Because of a number of cyclical factors, it’s not unusual for Indonesia’s current account deficit to increase during the second quarter of each year.

However, Indonesia’s deficit rose substantially despite its overall decelerating economy. That’s normally something which would be favorable for any nation’s current account.

Yet another problem for Indonesia is its massive amount of government expenditure allocated to fuel price subsidies.

President Widodo lowered subsidies, which mostly favor the country’s upper and middle class. Nonetheless, fuel subsidies still account for more than 15% of Indonesia’s total state budget.

And of course, taxpayers will keep spending money which could potentially go towards better things.


No Planning Worsens Indonesia’s Economic Problems

Quite frankly, Indonesia must step up its game if it wants to become a winner in the ASEAN Economic Community (AEC).

What exactly is the AEC? Well, it’s a regional economic bloc that will bring even greater competition between the ten member states of ASEAN.

AEC aims to transform Southeast Asia into a single economic union for trade, labor, and investment. With that said, Indonesia is lagging behind many of its neighbors in getting ready for the initiative.

Lawmakers must change several policies to not just comply with the AEC’s standards, but for Indonesia to compete with its neighbors regardless of the community.

Required changes include allowing companies in all industries to legally have majority foreign ownership, cutting government bureaucracy, and removing protectionist barriers.

Indonesia isn’t alone though.

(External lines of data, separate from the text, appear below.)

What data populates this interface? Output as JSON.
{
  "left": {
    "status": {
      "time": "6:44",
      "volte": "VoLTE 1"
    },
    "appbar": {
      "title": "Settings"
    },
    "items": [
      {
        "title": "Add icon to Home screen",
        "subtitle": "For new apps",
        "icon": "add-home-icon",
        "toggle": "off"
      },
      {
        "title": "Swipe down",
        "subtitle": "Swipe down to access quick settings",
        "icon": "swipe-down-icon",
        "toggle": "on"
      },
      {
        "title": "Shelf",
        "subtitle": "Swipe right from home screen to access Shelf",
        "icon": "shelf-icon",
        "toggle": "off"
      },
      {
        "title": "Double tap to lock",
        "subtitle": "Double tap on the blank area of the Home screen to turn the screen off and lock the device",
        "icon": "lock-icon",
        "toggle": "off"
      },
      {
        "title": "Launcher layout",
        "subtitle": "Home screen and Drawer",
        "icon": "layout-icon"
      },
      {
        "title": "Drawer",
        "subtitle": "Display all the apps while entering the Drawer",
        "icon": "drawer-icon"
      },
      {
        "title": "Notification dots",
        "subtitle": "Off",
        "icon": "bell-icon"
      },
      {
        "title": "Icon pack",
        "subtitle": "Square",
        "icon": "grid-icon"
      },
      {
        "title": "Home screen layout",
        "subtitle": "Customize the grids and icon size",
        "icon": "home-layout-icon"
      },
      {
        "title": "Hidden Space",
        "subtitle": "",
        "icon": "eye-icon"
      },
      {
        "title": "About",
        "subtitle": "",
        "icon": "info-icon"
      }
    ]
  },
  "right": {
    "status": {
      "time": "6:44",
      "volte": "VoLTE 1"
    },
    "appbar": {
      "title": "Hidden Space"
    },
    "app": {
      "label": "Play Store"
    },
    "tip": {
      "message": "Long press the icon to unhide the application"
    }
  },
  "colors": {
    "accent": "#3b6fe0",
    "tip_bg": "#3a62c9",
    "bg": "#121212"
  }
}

Right now, just two countries in all of Southeast Asia have reached full compliance with ASEAN Economic Community’s requirements: Malaysia and Singapore.

Granted, those are also the region’s two most developed economies, so it’s probably not coincidental that they’re ahead.

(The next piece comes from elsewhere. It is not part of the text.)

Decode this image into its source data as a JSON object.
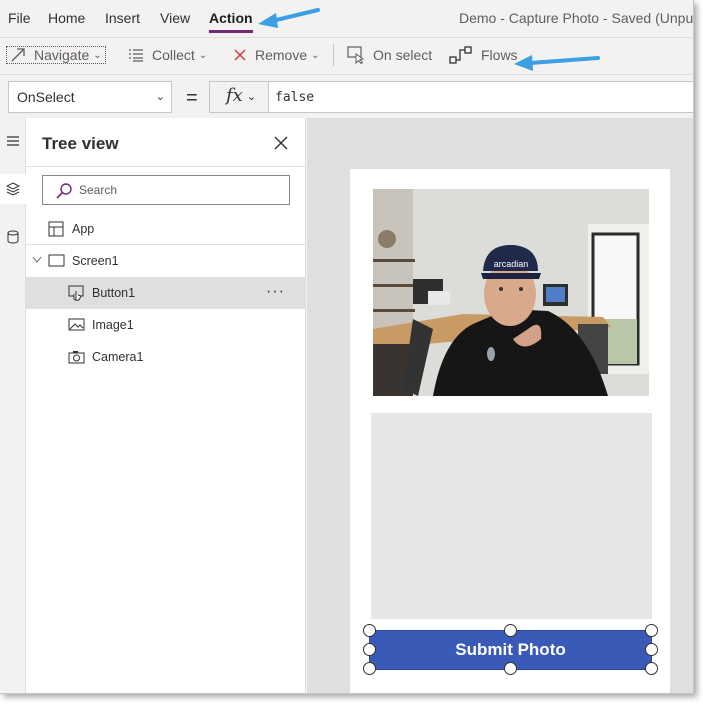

We still think Indonesia’s massive population of 250 million people, strong demographics, and rising middle class bode well for the country’s future. Yet Indonesia’s economic problems can only be solved if they can learn a thing or two from their neighbors.

If you’re a real estate or stock investor, think about looking elsewhere for your frontier market exposure.

Frontier markets such as Cambodia and Vietnam, among other countries in ASEAN, have much of Indonesia’s upside and less of its drawbacks.